Editorial: Highway 37 plan shows road to recovery

Transportation fixes aren’t in years, they’re in decades, says Gorin|

The heavy rains this week conjured a dispiriting flashback for Highway 37 commuters – almost exactly two years ago, from Feb. 9 to 23 in 2017, the well-traveled Marin-Sonoma-Solano thoroughfare was closed after torrential storms flooded the low-lying roadway rendering it impassable for the 40,000 vehicles dependent upon daily to get from home to work and back again.

It took two weeks for emergency road crews to raise the sunken, marsh-crossed road by nearly 2 feet in order to ward off future incursions of rain, runoff, erosion and tide.

And so far it's worked. Until this week's storm caused the closure of westbound 37 in its Novato stretch, neither this rainy winter nor the winter before had seen any weather-induced closures to the highway once dubbed 'blood alley,' for the amount of head-on collisions that took place between Sears Point and Mare Island, before a barrier was placed in 1995 between its two tightly squeezed single-direction lanes.

Those recent upgrades, as well as the life-saving center divide, are testament to the fact that Highway 37 isn't the lost cause it seemed to be just a few years ago when transportation watchdogs started issuing a clarion call that the sea-level rise expected in the decades ahead would see the highway reclaimed by the San Pablo Bay by the end of the century.

Hopes for the highway were further bolstered last week when a handful of local transportation agencies signed on to what's been dubbed 'Resilient State Route 37,' a plan for significant changes to the highway meant to lighten the sluggish evening commute east in the near future and meet the challenges of climate change down the road. (scta.ca.gov/projects/highway37)

Sonoma County Supervisor Susan Gorin, who's vice chair of the Sonoma County Transportation Authority, has been the 1st District's representative in Highway 37-stakeholder meetings with local transportation agencies for several years.

'It's all good news that we're moving forward in making some progress,' Gorin told the Index-Tribune this week.

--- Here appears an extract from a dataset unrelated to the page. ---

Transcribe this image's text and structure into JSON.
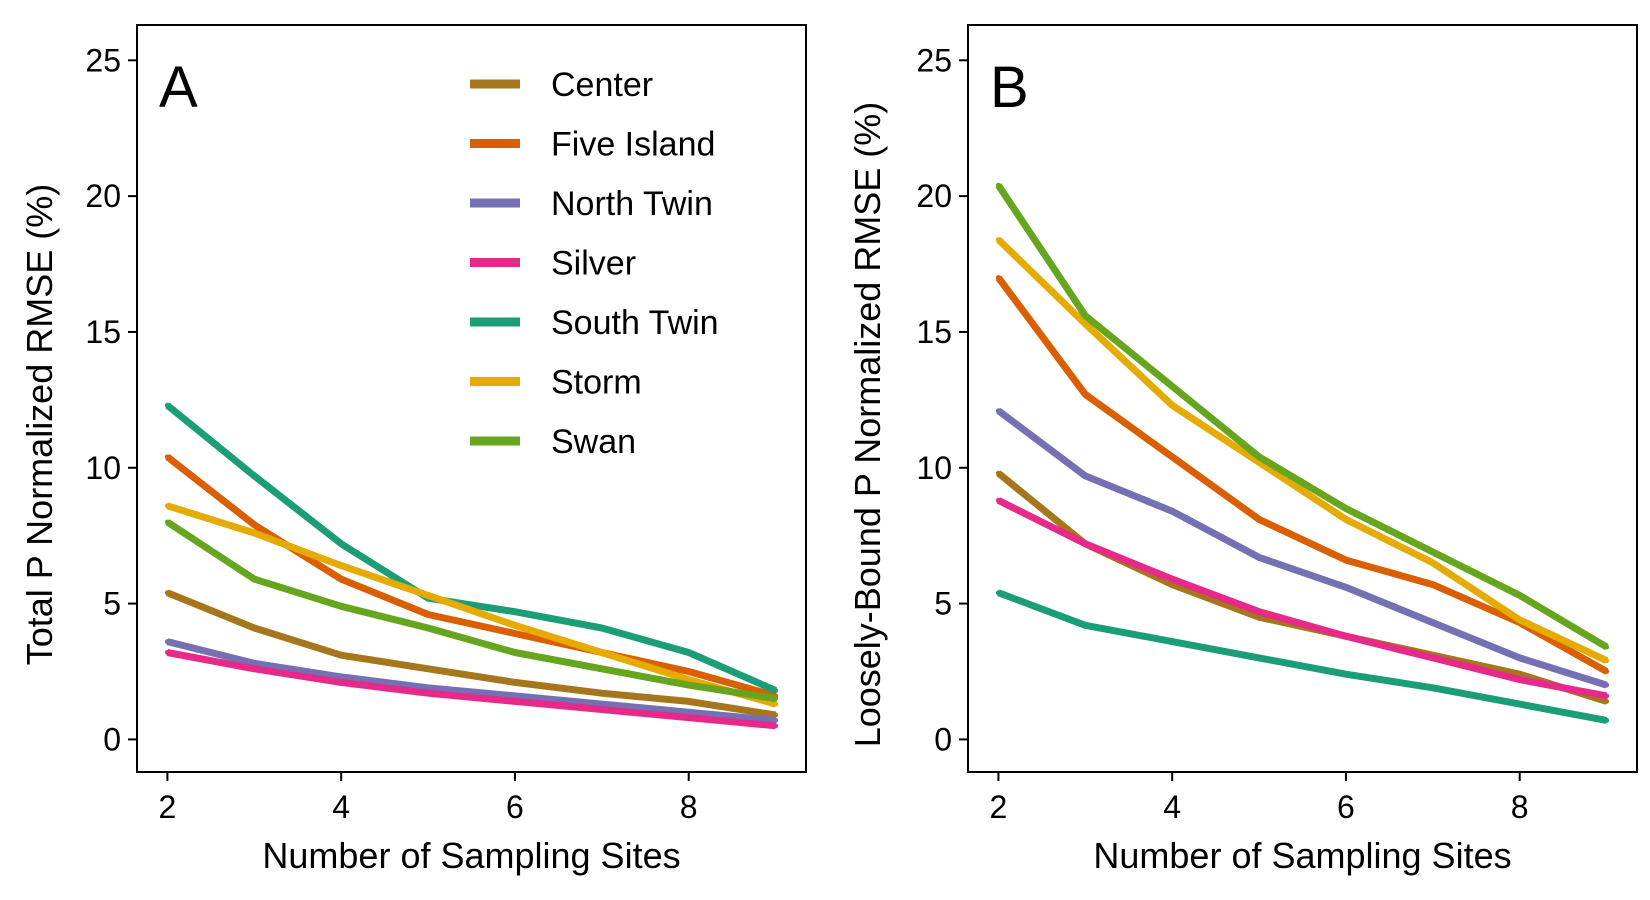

The 'Resilient' plan breaks the thoroughfare into three distinct segments – the flood-prone stretch from Novato to Sears Point, the traffic-clogged two-lane road from Sears Point to Mare Island; and, lastly, the tract from Mare Island to Highway 80. The middle stretch – currently an afternoon traffic snarl and the piece most prone to sea-level rise in the future – is expected to receive the bulk of the attention.

While some of most ambitious concepts in the plan will cost in the hundreds of millions of dollars – one idea to build a bridge from Novato to Vallejo over the San Pablo Bay would be upward of $2.4 billion – others seem downright doable.

Officials have already earmarked $100 million for the project from the recently voter approved hike in state bridge tolls. While a legal challenge to Regional Measure 3 works its way out in the courts, $30 million of it is being planned for a roundabout to replace the current 3-way stop light near Sonoma Raceway. It would take an estimated seven years to complete, but it's one of the plan's more immediate solutions and would provide some measure of traffic relief at that oft-clogged juncture.

Other ideas include adding a movable third lane from Sears Point to Mare Island, its direction dependent on the commute, much like the Golden Gate Bridge – its price tag is at $150 million, but if it were to open in 2025, as the plan estimates, it would create instant relief, as long as bottlenecks on the bookends of that stretch are dealt with.

The crème de la crème – well, aside from a bridge from Novato to Vallejo, and we'll believe it when we see it – is the plan for a raised causeway, which would flow above any sea-level rise and pay for itself via a Fastrack style toll. The sea-level causeway plan made headlines a couple of years ago when media such as the Index-Tribune began pushing lawmakers and transportation officials to deal with sea-level rise before Sonomans have to start chartering ferries to Discovery Kingdom. Turns out it didn't completely stall after all – though it will idle for a while. That wouldn't start until 2040 – if it goes forward at all. 'I'm not sure that solution will be the one that we gravitate to,' says Gorin.

While, some of these improvements won't help most Highway 37 travelers until their grandkids are old enough to drive them to get the senior discount at the Vallejo Denny's, others might be realized in about seven years – when most of today's drivers will still be enjoying the lumbar-tightening squeeze of hours-long bucket-seat commutes.

It's important and hopeful progress – and a sign that when community impetus combines with proper funding, problems can be confronted.

'We're excited we have a funding mechanism and some time lines,' adds Gorin.

But, she cautions: 'In transportation considerations you don't talk in years, you talk in decades.'

Editor's note: This article has been updated to reflect road conditions as of Feb. 15.